Garron could only marvel. His bright, very smart girl, and yet she believed these obvious lies? How had the bitch convinced her? He eyed her, then decided to let it go for the moment. He’d believed only a short time before that she was gone forever from him, yet she was here now, standing in front of him. That was enough. He lightly touched his fingertips to her cheek. “When Gilpin shouted to me, I looked up to see you running to me.”
She gave him a huge smile that made him forget her mother, Arthur’s silver, his own name. Garron leaned forward, cupped her face in his hands, and lightly kissed her. He gave her no time to respond to him, merely pulled her tightly against him and buried his face in her hair. She wrapped her arms around his back and held on. After a moment, he raised his head. “Your hair smells different.”
“Different?”
He gathered handfuls of her hair in his hands, and breathed in the scent. “Aye, I do not know the names of different scents, but the smell is different.”
“You believe my mother washed my hair?”
“You have no memory of such a thing?”
“No. I was asleep and then I was awake, lying on a narrow bed in this workroom. I remember the room was warm. Did she really bathe me? Wash my hair? I don’t know, Garron, but if my hair smells different to you then mayhap she did, or someone did. How did my hair smell before?”
“Like wild sweet smells that lurk deep in the forest. I wanted to bury my face in your hair—in the thick plaits, with the small braids hidden amongst them. I always enjoyed looking for them. You no longer have them either.”
She chewed on her lower lip, something he’d never seen her do before. She came up onto her tiptoes, kissed him.
“I never realized how very beautiful my mother is, how she looks like an older sister. Always, I—”
“Always you what?”
She shook her head.
“But you saw her only a month ago, Merry, when she arrived at Valcourt after the death of your father. She came with Jason of Brennan in tow, did she not? For him to wed you? Did you not notice then how beautiful she was, how young she looked?”
She looked confused, rubbed her temples with her fingertips. “Aye, I remember now.”
“Do you know, I thought her beautiful until I saw to the rot beneath, until I was faced with the evil in her.”
He saw her face redden, knew she wanted to argue, and quickly raised his hand. “She asked me if I did not see the resemblance between you. I said no. I still do not.” He paused a moment. “Somehow, I know to my gut she isn’t young and beautiful. I must believe she simply made me see what she wished me to see. You as well, Merry.
“I’m beginning to think so much of what I have always believed to be real, is not. Her tower was lived in, there was even a fire burning in the grate despite there being no air holes. Then, when my men and I came back, the tower was abandoned, the inside as devastated as Wareham. Which is the truth? Is there anything about your mother that is real? Or is all of it a lie? An illusion, a dream she is able to induce?” He frowned into the distance. “I wonder what she is planning now. I wonder if you were ever really there at her tower.”
To his surprise, she did not gainsay him. She tipped up her chin, smiled. “Perhaps like my mother, I will not age either, my lord. Mayhap when you are a bent old man, I will still look as I do today.”
But he did not smile back at her, his fear, his confusion too fresh, too painfully clear in his mind. “You have blinded yourself to what she truly is.

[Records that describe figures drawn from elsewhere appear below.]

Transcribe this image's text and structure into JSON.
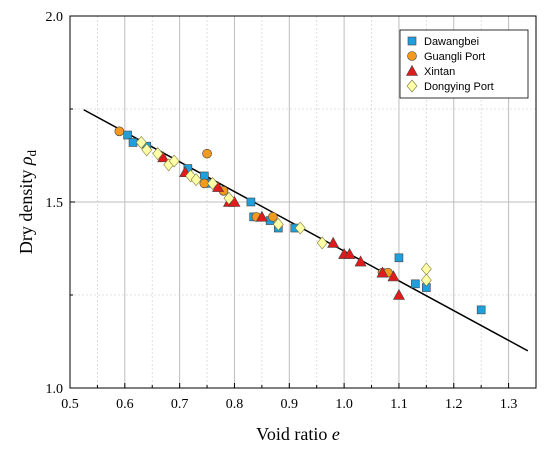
{
  "chart_data": {
    "type": "scatter",
    "xlabel": "Void ratio",
    "xlabel_var": "e",
    "ylabel": "Dry density",
    "ylabel_var": "ρ",
    "ylabel_sub": "d",
    "xlim": [
      0.5,
      1.35
    ],
    "ylim": [
      1.0,
      2.0
    ],
    "xticks": [
      "0.5",
      "0.6",
      "0.7",
      "0.8",
      "0.9",
      "1.0",
      "1.1",
      "1.2",
      "1.3"
    ],
    "yticks": [
      "1.0",
      "1.5",
      "2.0"
    ],
    "grid": "dashed minor + solid major",
    "legend_position": "top-right",
    "series": [
      {
        "name": "Dawangbei",
        "marker": "square",
        "color": "#1f9fdc",
        "points": [
          [
            0.605,
            1.68
          ],
          [
            0.615,
            1.66
          ],
          [
            0.64,
            1.65
          ],
          [
            0.715,
            1.59
          ],
          [
            0.745,
            1.57
          ],
          [
            0.755,
            1.55
          ],
          [
            0.83,
            1.5
          ],
          [
            0.835,
            1.46
          ],
          [
            0.865,
            1.45
          ],
          [
            0.88,
            1.43
          ],
          [
            0.91,
            1.43
          ],
          [
            1.1,
            1.35
          ],
          [
            1.13,
            1.28
          ],
          [
            1.15,
            1.27
          ],
          [
            1.25,
            1.21
          ]
        ]
      },
      {
        "name": "Guangli Port",
        "marker": "circle",
        "color": "#f39a1e",
        "points": [
          [
            0.59,
            1.69
          ],
          [
            0.75,
            1.63
          ],
          [
            0.745,
            1.55
          ],
          [
            0.78,
            1.53
          ],
          [
            0.84,
            1.46
          ],
          [
            0.87,
            1.46
          ],
          [
            1.07,
            1.31
          ],
          [
            1.08,
            1.31
          ]
        ]
      },
      {
        "name": "Xintan",
        "marker": "triangle",
        "color": "#e01b1b",
        "points": [
          [
            0.67,
            1.62
          ],
          [
            0.71,
            1.58
          ],
          [
            0.77,
            1.54
          ],
          [
            0.79,
            1.5
          ],
          [
            0.8,
            1.5
          ],
          [
            0.85,
            1.46
          ],
          [
            0.98,
            1.39
          ],
          [
            1.0,
            1.36
          ],
          [
            1.01,
            1.36
          ],
          [
            1.03,
            1.34
          ],
          [
            1.07,
            1.31
          ],
          [
            1.09,
            1.3
          ],
          [
            1.1,
            1.25
          ]
        ]
      },
      {
        "name": "Dongying Port",
        "marker": "diamond",
        "color": "#ffffa8",
        "points": [
          [
            0.63,
            1.66
          ],
          [
            0.64,
            1.64
          ],
          [
            0.66,
            1.63
          ],
          [
            0.68,
            1.6
          ],
          [
            0.69,
            1.61
          ],
          [
            0.72,
            1.57
          ],
          [
            0.73,
            1.56
          ],
          [
            0.76,
            1.55
          ],
          [
            0.79,
            1.51
          ],
          [
            0.88,
            1.44
          ],
          [
            0.92,
            1.43
          ],
          [
            0.96,
            1.39
          ],
          [
            1.15,
            1.32
          ],
          [
            1.15,
            1.29
          ]
        ]
      }
    ],
    "fit_line": {
      "x": [
        0.525,
        1.335
      ],
      "y": [
        1.748,
        1.1
      ]
    }
  }
}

Surely you realize I cannot let her live. She must pay for what she has done.”
“I was blind, Garron, but now I see things very clearly. She wants me to be with you. Can you not simply forget her? What has she done?”
“She sent Jason of Brennan to Wareham to find Arthur’s silver to give her in exchange for your hand in marriage. He did it with her direction, I am convinced of that. If you wish to forgive her for that unpardonable act, I cannot stop you.”
She said, her voice firm, and he heard anger simmering beneath the surface, “Unlike you, my lord, I do not believe she gave Jason such orders. I do not believe she knew anything about it. She knew only he was going to give her a dowry for me, in silver coins. Where is your proof of her guilt? There is none for she did nothing. Kill him, not her.”
“Aye, I plan to. I will kill him because he poisoned my brother. I wonder if your mother provided him the poison to murder Arthur. If Arthur were still alive, why then I would still kill Jason of Brennan for what he did to Wareham. She and Jason must have believed the silver would be easy to find, easy to torture one of Arthur’s men to tell them where it was hidden, but she was wrong.
“She must pay, Merry. Surely you realize the king will demand it.”
“Do you wish to kill her?”
Only the truth, he thought. “Aye, I do. She is very dangerous, Merry.” He searched for the right words. “She has blackness in her. I simply do not know as yet how I will destroy her and her blackness, for she has power I do not understand. Your mother will not stop until she has Arthur’s silver. I wonder what she is planning now.”
“I believe my mother has given up her hopes of acquiring more wealth. I believe she even accepts that there never was any silver at Wareham.”
“Why would she accept that? Who would tell her that?”
“I don’t know. I know I told her—”
“You spoke to her of Arthur’s silver?”